Getting your Trinity Audio player ready...
|
W minionym tygodniu (18 marca) dwa starachowickie stowarzyszenia „Inicjatywa dla Starachowic” i „Wrażliwi Społecznie” poinformowały, że chcą zorganizowania referendum w sprawie odwołania Rady Miejskiej w Starachowicach. Zarzucają radnym, że nie działają oni w interesie mieszkańców i są całkowicie podporządkowani prezydentowi miasta.
Poproszony o komentarz w tej sprawie przewodniczący Rady Miejskiej w Starachowicach Michał Walendzik poinformował, że do tematu odniesie się po „szczegółowym zapoznaniu z tematyką konferencji prasowej” stowarzyszeń. W piątek (26 marca br.) do mediów trafiło jego oświadczenie.

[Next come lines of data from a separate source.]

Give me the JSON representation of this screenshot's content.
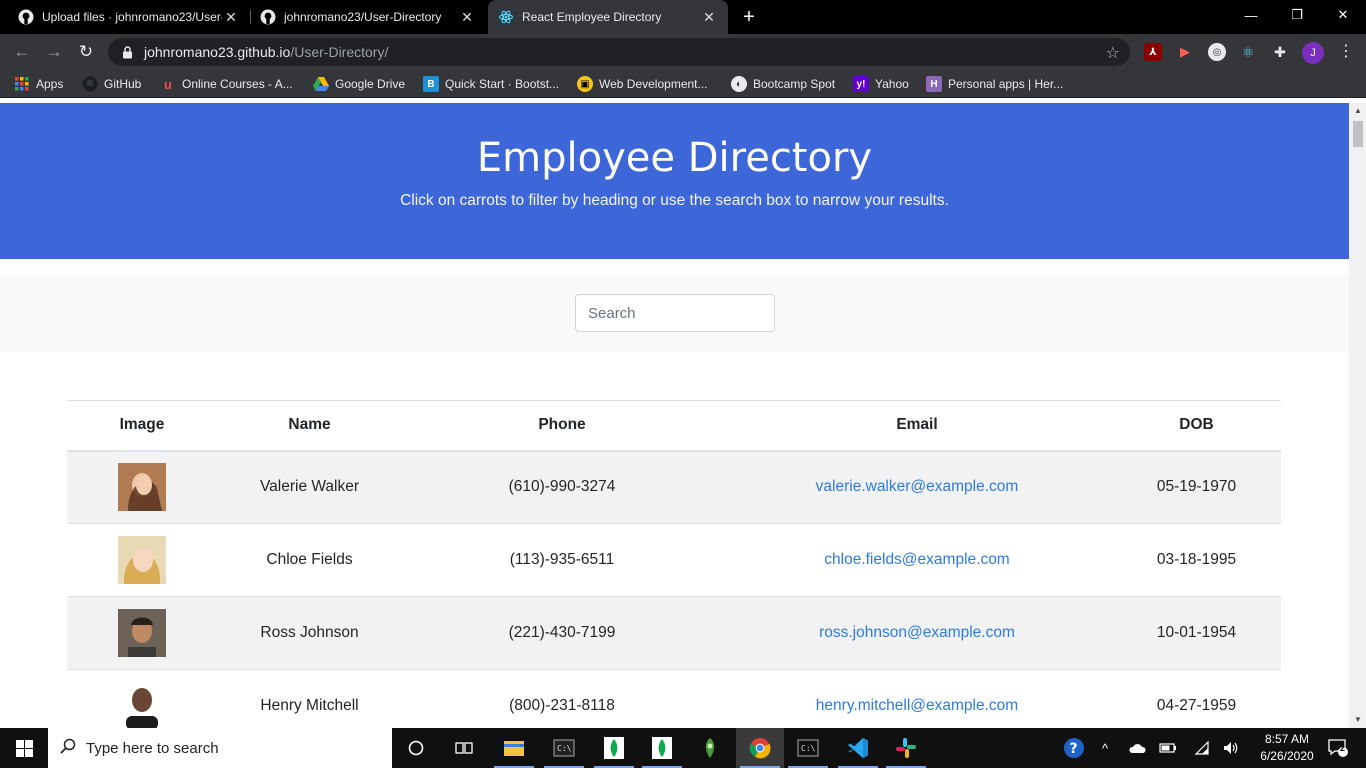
{
  "browser": {
    "tabs": [
      {
        "title": "Upload files · johnromano23/User-Directory",
        "icon": "github-icon",
        "active": false
      },
      {
        "title": "johnromano23/User-Directory",
        "icon": "github-icon",
        "active": false
      },
      {
        "title": "React Employee Directory",
        "icon": "react-icon",
        "active": true
      }
    ],
    "url_host": "johnromano23.github.io",
    "url_path": "/User-Directory/",
    "bookmarks": [
      {
        "label": "Apps",
        "icon": "apps-grid-icon"
      },
      {
        "label": "GitHub",
        "icon": "github-icon"
      },
      {
        "label": "Online Courses - A...",
        "icon": "udemy-icon"
      },
      {
        "label": "Google Drive",
        "icon": "google-drive-icon"
      },
      {
        "label": "Quick Start · Bootst...",
        "icon": "bootstrap-icon"
      },
      {
        "label": "Web Development...",
        "icon": "web-dev-icon"
      },
      {
        "label": "Bootcamp Spot",
        "icon": "bootcamp-spot-icon"
      },
      {
        "label": "Yahoo",
        "icon": "yahoo-icon"
      },
      {
        "label": "Personal apps | Her...",
        "icon": "heroku-icon"
      }
    ],
    "profile_initial": "J"
  },
  "page": {
    "title": "Employee Directory",
    "subtitle": "Click on carrots to filter by heading or use the search box to narrow your results.",
    "search_placeholder": "Search",
    "columns": [
      "Image",
      "Name",
      "Phone",
      "Email",
      "DOB"
    ],
    "employees": [
      {
        "name": "Valerie Walker",
        "phone": "(610)-990-3274",
        "email": "valerie.walker@example.com",
        "dob": "05-19-1970",
        "avatar_color": "#7a4a2e"
      },
      {
        "name": "Chloe Fields",
        "phone": "(113)-935-6511",
        "email": "chloe.fields@example.com",
        "dob": "03-18-1995",
        "avatar_color": "#d9b26a"
      },
      {
        "name": "Ross Johnson",
        "phone": "(221)-430-7199",
        "email": "ross.johnson@example.com",
        "dob": "10-01-1954",
        "avatar_color": "#8a6a55"
      },
      {
        "name": "Henry Mitchell",
        "phone": "(800)-231-8118",
        "email": "henry.mitchell@example.com",
        "dob": "04-27-1959",
        "avatar_color": "#3b2a22"
      }
    ]
  },
  "taskbar": {
    "search_placeholder": "Type here to search",
    "time": "8:57 AM",
    "date": "6/26/2020",
    "notification_count": "2"
  }
}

– Obowiązujące przepisy prawa dają możliwość przeprowadzenia referendum w sprawie odwołania rady gminy. Powinno to być jednak poparte ważnymi argumentami. Tymczasem Inicjator referendum dot. Rady Miejskiej w Starachowicach uzasadnia swój wniosek tym, że Rada nie ustosunkowała się do przedmiotu jego petycji dot. Instalacji Odzysku Energii oraz stawek opłaty za śmieci. Argument ten jest fałszywy, ponieważ czas na rozpatrzenie petycji wynosi 3 miesiące, a zatem nie upłynął jeszcze żaden wiążący termin. Odpowiednia komisja radnych wkrótce zajmie się tą petycją, tak aby w ciągu miesiąca przekazana została odpowiedź – informuje Michał Walendzik.
Podczas konferencji, działacz Stowarzyszenia Inicjatywa Dla Starachowic, Sławomir Celebański zwrócił się bezpośrednio do przewodniczącego RM. Nawiązał do faktu, że Grzegorz Walendzik to były, pierwszy po 1989 roku prezydent Starachowic. Zaapelował do Michała Walendzika, by ten „(…) dobrej opinii o ojcu dalej nie wykorzystywał”.
– Jeśli chodzi o wypowiedzi dotyczące mojej rodziny w kontekście referendum, to deklaruję, że ja nie będę poruszał żadnych rodzinnych spraw dotyczących Inicjatora referendum – przekazał w komentarzu przewodniczący Rady Miejskiej w Starachowicach Michał Walendzik.